Torschlusspanik

Alberigo TuccilloGesellschaft, Sprache 1 Comment

Der metaphorische Begriff ‹Torschlusspanik› bezeichnet im Allgemeinen die Angst, zu spät zu kommen oder einen letzten günstigen Zeitpunkt für eine wichtige Entscheidung im Leben zu verpassen. Zum Beispiel: Nunmehr zu alt zu sein, um noch einen Lebenspartner zu finden, um noch ein Kind zu zeugen und großzuziehen, um den ersehnten Traum einer eigenen kleinen Buchhandlung zu verwirklichen, um die Doktorarbeit endlich fertig zu schreiben, um das Haus dergestalt umzubauen, dass man darin den Lebensabend verbringen könnte, um eine Weltreise zu machen oder um Sanskrit zu lernen, um die Upanischaden im Original lesen zu können.

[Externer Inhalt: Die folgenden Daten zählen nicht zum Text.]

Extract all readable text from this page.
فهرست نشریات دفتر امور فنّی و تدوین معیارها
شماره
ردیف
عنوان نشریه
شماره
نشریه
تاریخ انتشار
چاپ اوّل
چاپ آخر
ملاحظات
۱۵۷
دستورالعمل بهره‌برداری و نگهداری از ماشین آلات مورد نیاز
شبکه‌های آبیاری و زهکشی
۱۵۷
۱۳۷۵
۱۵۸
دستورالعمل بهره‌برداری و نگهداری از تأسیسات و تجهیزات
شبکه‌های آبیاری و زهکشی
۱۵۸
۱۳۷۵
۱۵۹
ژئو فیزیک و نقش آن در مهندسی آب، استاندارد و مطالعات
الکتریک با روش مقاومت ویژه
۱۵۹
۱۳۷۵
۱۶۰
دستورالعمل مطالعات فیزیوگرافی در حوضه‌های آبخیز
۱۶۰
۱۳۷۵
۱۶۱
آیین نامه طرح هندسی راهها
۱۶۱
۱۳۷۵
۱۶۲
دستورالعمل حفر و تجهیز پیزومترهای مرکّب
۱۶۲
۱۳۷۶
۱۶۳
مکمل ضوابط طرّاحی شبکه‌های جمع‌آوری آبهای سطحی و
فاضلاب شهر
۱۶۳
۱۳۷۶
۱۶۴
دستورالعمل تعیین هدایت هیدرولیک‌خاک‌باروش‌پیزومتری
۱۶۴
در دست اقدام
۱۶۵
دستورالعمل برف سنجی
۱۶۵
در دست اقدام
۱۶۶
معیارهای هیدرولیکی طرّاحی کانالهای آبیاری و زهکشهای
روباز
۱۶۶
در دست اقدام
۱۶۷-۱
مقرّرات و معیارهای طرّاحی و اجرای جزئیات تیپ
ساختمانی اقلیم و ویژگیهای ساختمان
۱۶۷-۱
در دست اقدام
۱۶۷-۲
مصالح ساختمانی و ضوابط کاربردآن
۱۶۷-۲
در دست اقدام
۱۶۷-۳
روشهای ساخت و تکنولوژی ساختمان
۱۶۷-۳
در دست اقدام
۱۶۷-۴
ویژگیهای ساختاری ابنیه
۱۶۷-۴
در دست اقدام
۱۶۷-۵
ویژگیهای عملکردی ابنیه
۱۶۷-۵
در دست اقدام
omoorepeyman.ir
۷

Ihren Ursprung hat die Redewendung in dem Umstand, dass in früheren Zeiten die Stadttore bei Anbruch der Dunkelheit verschlossen wurden. Stadtbewohner, die nicht rechtzeitig von Ausflügen ins Umland zurückgekehrt waren, oder auch verspätete Reisende mussten gezwungenermaßen außerhalb der Stadtmauern übernachten und waren so Räubern und wilden Tieren schutzlos ausgeliefert. Mit dem Anwachsen der Vorstädte wuchs vielerorts das Bedürfnis, die Tore abends länger offenzuhalten oder Regelungen zu erlassen, die das nächtliche Passieren der Tore gegen eine Einlassgebühr ‹Sperrgeld› ermöglichten. Solche Sperr-Reglements existierten in vielen Städten bis weit ins 19. Jahrhundert hinein, so zum Beispiel in Hamburg (bis 1860) oder Lübeck (bis 1864). Auch in Basel gab es die so genannte ‹Torsperre›, ebenfalls bis 1860. Wie teuer das zu bezahlende ‹Sperrgeld› jeweils war, wenn man im Winter nach halb sechs, im Sommer nach halb zehn an einem Stadttor noch Einlass gewährt haben wollte, habe ich nicht herausfinden können. Aber es scheint eine arg willkürliche Angelegenheit gewesen zu sein: Über die Höhe der zu entrichtenden Gebühr entschieden jeweils die Bekanntheit, die Sympathie und die wirkliche oder vermeintliche Betuchtheit derer, die eingelassen werden wollten — manchmal die Schnapsmenge, die von der Wache bereits konsumiert worden war.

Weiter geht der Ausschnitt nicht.